Two directors of an Ayrshire-based telecommunications firm, Oricom Ltd, have been convicted and jailed as part of a £6 million NHS corruption scandal that has come to light after a decade-long investigation, the Daily Record is reporting. Adam Sharoudi, 41, and Gavin Brown, 48, were found guilty alongside two NHS officials who accepted bribes and kickbacks in exchange for facilitating lucrative contracts awarded to Oricom.

The scandal centres around contracts for the supply and maintenance of telecoms and video conferencing equipment given by several NHS boards—including NHS Lothian, NHS Grampian, NHS Lanarkshire, NHS Greater Glasgow and Clyde, and NHS Ayrshire and Arran—to Oricom. Prosecutors revealed that the tendering process was tainted by financial wrongdoing. Sharoudi and Brown were convicted of acquiring, using, and possessing £5,719,244 of “criminal property” linked to these contracts, which spanned from 2010 to 2017.

The two NHS officials involved were Alan Hush, 68, who had roles in telecommunications management at NHS Lothian and later as video conferencing manager for NHS Scotland, and Gavin Cox, 60, who held the post of head of IT and infrastructure at NHS Lanarkshire. Both men were found to have abused their public service positions to ensure contract awards that favoured Oricom, with one contract alone valued at £3.1 million. Cox received over £70,000 in cash bribes and deals, while Hush accepted £18,231.

All four men denied the charges during a three-month trial at the High Court in Glasgow but were found guilty on Tuesday. Hush was convicted of nine charges, Cox of two, Sharoudi of seven, and Brown of six. The charges included bribery, corruption, fraud, theft and offences under the Proceeds of Crime Act.

Following the verdict, judge Lord Arthurson remanded the four men in custody, characterising the corruption as a “cancer in public and commercial life” and warning that they should expect “significant” jail terms when sentenced.

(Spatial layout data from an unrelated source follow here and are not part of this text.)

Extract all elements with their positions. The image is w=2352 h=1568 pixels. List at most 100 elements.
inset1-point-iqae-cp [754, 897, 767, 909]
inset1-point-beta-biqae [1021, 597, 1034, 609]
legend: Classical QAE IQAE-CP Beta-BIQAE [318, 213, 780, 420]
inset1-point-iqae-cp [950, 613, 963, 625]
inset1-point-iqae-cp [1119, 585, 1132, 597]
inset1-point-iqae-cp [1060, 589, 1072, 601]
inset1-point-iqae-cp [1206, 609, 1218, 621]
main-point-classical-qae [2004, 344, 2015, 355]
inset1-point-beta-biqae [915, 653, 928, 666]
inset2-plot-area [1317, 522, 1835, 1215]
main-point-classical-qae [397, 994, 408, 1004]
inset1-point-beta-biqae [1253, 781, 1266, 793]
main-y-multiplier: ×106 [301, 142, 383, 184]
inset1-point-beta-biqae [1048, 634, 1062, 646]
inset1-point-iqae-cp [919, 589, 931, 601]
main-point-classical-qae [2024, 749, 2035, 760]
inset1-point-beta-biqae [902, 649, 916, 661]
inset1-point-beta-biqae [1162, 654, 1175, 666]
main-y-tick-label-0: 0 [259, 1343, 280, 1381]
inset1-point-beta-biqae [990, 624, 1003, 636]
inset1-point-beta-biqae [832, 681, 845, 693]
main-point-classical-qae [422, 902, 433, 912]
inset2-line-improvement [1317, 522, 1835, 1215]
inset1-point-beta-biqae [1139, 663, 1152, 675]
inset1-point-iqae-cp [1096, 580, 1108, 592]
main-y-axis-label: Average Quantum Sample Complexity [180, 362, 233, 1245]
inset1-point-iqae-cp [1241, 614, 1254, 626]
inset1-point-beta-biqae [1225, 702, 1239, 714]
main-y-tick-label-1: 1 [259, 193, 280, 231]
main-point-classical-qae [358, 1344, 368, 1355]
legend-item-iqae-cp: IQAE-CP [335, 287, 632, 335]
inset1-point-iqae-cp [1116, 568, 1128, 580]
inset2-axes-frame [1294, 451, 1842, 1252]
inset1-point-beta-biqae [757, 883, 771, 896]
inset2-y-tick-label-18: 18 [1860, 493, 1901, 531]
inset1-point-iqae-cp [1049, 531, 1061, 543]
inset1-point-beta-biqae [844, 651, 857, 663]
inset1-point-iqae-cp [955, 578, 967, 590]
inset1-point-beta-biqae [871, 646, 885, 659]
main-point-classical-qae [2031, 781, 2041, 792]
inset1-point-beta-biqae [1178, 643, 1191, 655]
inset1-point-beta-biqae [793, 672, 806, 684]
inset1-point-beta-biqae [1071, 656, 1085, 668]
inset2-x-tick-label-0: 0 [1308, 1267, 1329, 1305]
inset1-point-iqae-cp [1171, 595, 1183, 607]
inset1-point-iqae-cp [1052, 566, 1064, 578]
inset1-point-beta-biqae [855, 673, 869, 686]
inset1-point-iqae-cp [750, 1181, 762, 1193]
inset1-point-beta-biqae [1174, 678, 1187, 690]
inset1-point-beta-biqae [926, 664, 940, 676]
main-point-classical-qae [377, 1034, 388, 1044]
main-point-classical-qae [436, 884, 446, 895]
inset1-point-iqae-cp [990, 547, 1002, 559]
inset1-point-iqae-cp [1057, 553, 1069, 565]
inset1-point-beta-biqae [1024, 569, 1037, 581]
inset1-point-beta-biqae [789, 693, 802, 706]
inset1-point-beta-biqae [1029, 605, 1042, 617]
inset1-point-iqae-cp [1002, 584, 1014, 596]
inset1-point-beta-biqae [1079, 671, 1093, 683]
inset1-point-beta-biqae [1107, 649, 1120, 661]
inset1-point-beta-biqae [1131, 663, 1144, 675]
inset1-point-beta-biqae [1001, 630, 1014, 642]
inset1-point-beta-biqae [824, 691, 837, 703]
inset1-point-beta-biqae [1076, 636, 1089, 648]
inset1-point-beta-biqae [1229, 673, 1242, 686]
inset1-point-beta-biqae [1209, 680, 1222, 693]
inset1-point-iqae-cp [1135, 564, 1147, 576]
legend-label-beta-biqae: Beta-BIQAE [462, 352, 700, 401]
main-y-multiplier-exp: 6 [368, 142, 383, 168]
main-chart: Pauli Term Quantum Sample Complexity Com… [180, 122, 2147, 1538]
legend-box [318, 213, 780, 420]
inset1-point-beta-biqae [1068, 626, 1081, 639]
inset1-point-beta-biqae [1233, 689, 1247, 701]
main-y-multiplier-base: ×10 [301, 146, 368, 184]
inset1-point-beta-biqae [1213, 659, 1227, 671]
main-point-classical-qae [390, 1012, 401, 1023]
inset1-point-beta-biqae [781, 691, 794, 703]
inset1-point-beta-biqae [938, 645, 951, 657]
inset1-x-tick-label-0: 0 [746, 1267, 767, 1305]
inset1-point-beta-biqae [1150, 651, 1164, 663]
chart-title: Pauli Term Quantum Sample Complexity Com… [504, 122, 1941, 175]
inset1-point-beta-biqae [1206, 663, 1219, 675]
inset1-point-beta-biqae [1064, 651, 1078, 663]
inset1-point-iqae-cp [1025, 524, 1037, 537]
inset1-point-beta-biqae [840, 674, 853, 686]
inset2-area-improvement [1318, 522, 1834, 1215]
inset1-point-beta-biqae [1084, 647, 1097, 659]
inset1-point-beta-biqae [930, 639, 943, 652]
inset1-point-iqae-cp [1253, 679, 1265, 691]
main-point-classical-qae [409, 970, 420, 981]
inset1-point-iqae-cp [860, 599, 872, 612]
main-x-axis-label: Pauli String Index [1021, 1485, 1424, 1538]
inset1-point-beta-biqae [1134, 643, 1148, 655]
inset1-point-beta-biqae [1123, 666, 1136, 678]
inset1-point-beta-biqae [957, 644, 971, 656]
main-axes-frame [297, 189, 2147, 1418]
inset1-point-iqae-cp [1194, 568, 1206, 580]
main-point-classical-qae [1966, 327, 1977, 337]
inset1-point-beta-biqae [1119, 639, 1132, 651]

Insiders described Sharoudi and Brown’s behaviour during the investigation as “swaggering”, with a source close to the case telling the Daily Record that the pair believed themselves to be “untouchable” and were seen “smirking” even after their practices were exposed. The source added, “You could tell they thought they were definitely going to get away with it.”

Oricom, which reportedly started from a garden shed, grew rapidly on the back of these NHS contracts. The company denied wrongdoing throughout the process, with lawyers threatening defamation action against the Daily Record in 2017 when it first published allegations of bribery, asserting that “Oricom has acted professionally and legally in all its dealings with health boards” and expressing hope that inquiries would clear the company’s name.

Industry insiders noted the prominence Oricom gained through NHS contracts was disproportionate to its otherwise minimal business activity. “Without the NHS contracts they had no company anyway,” one source said. “It’s great that they have finally come to justice after everything that they have done.”

The Crown has also sought disqualification orders to prevent Sharoudi and Brown from serving as company directors in the future. Oricom remains an active company on Companies House, now operating under two directors not implicated in the case.

The convictions mark the culmination of a lengthy investigation by NHS counter fraud teams and law enforcement into the abuse of public office and public funds in the provision of health services across Scotland.